И она сердито топнула своим садистским каблучком. Она злилась, но не плакала. Похоже, она ни разу не плакала оттого, что исчез Федя, лишенный логики. Она только сердилась. Да она, наверное, никогда и не плачет. Она по-прежнему ставит Ибсена и соблазняет мальчиков, эта страстная Катерина. Да, классики имена своим героиням давали не зря!
— Ты думаешь, я буду доказывать алиби разных кудрявых оболтусов на радость их мамам? Или искать пропавших режиссеров по запаху, воображаемому их женами? Да ни за что! Я и сказал это обеим дамам.
Так говорил Самоваров, когда вечером они с Настей возвращались домой.
Они шли привычной улицей, но теперь ее трудно было узнать — цвели дикие яблони. Они выстроились вдоль тротуара, как парад белых привидений, и даже немного фосфоресцировали в темноте. Самоваров знал: через неделю волшебство кончится. Лепестки облетят, и останутся просто неприхотливые кривоствольные деревья, которые так выручают озеленителей Нетска. Яблони эти легко приживаются, выносят самую жестокую стрижку, а их яблочки-ранетки величиной с горошину не привлекают ни мух, ни прохожих, а лишь зимних птиц и отчаянных мальчишек, которые и без того лопают все подряд: уголь, мел, чипсы, спичечные головки, паслен-дурноголов, сухую лапшу...
Самое невзрачное дерево, но эта неделя в мае!..

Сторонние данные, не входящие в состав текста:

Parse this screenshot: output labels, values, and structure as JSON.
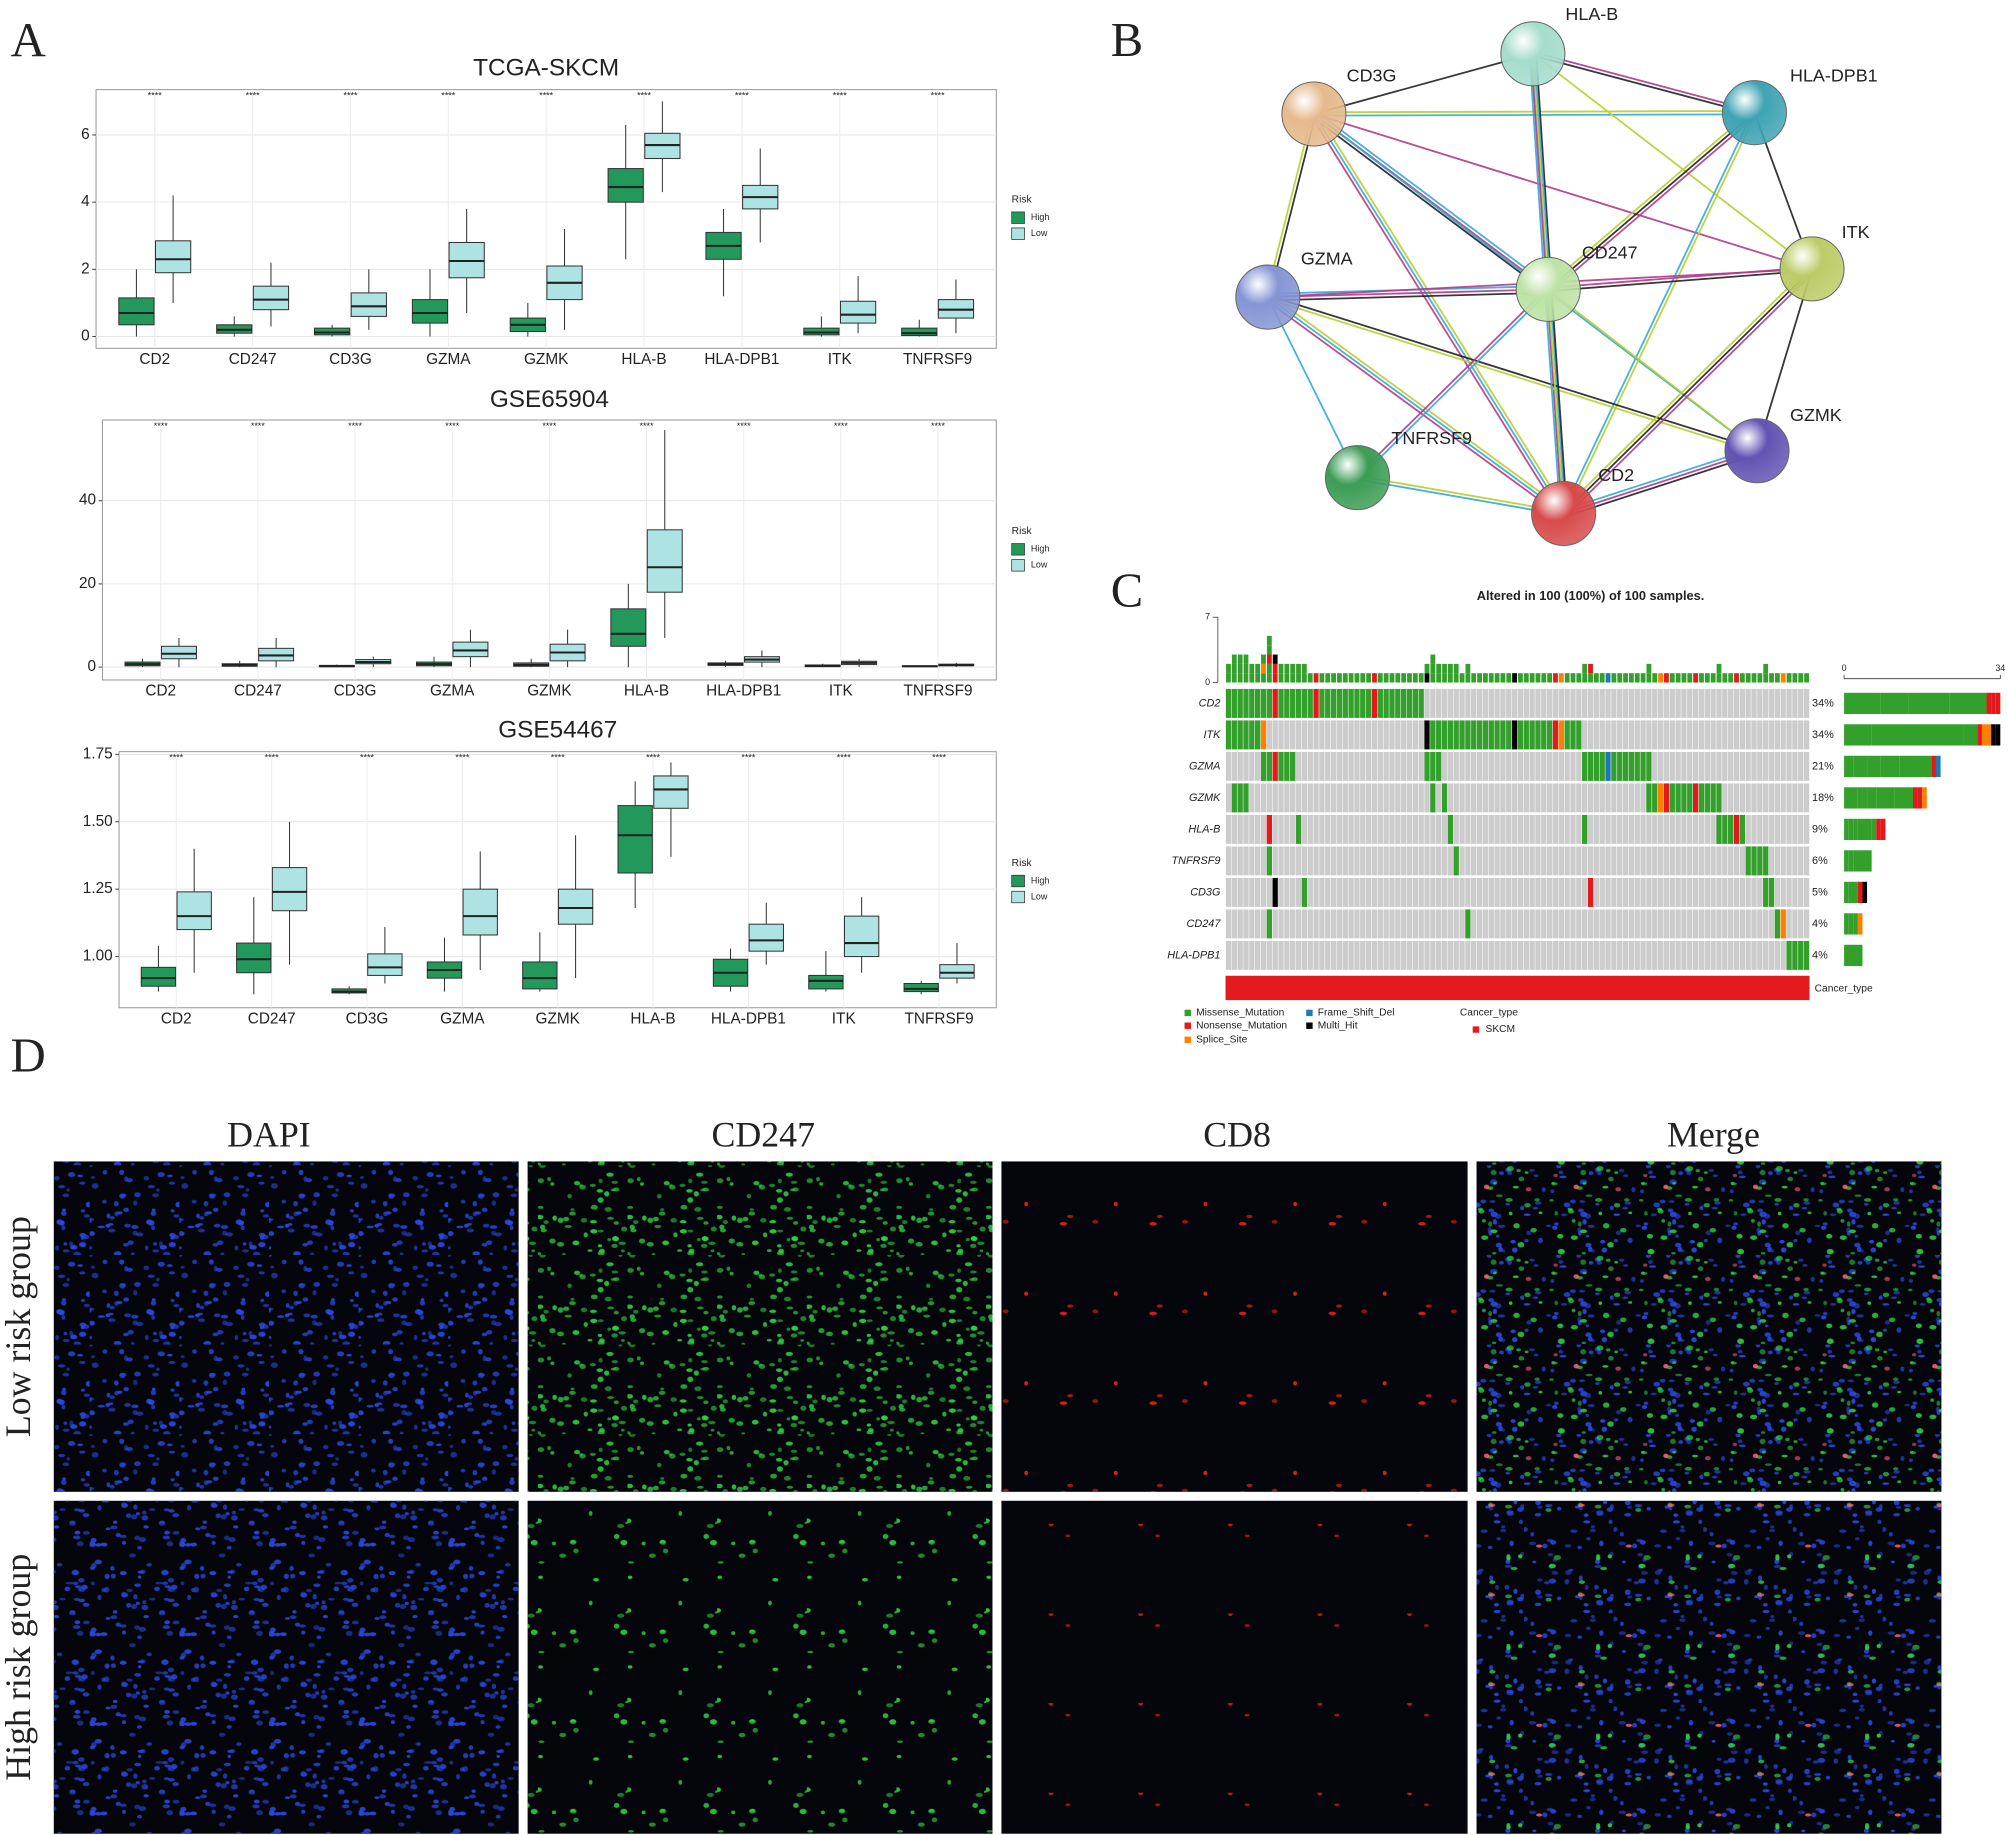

— До чего же хорошо! Понимаешь японцев — они празднуют такое, — сказала Настя яблоням. Но тут же вернулась к самой занимательной теме последних дней: — Если Карасевича убил тот самый маньяк, что и неизвестного...
Настя всегда горячо участвовала в разных таинственных историях, с которыми приходилось сталкиваться Самоварову. Она считала, что он проницателен, как никто, и потому обязательно должен всюду встревать и наводить порядок. Сейчас убийство в павильоне и исчезновение Карасевича очень ее занимали.
— Почему обязательно должен быть маньяк? — поморщился Самоваров. — Да и Карасевич, возможно, до сих пор жив. Его вещая жена уверена в этом. Этот режиссер из породы бессмертных — с балкона падал, зеленкой упивался. Причем без всякого для себя ущерба!
— А если он в павильоне встретился с убийцей? — не унималась Настя. — Неужели никаких подозрительных следов там не осталось?
— Следов драки и перетаскивания трупа вроде бы не нашли. Прочих следов больше чем надо: там танцевали мамбу, как я понял. Карасевич остался ночевать в павильоне в бесчувственном состоянии. Правда, он имеет обыкновение восставать от пьяного сна внезапно.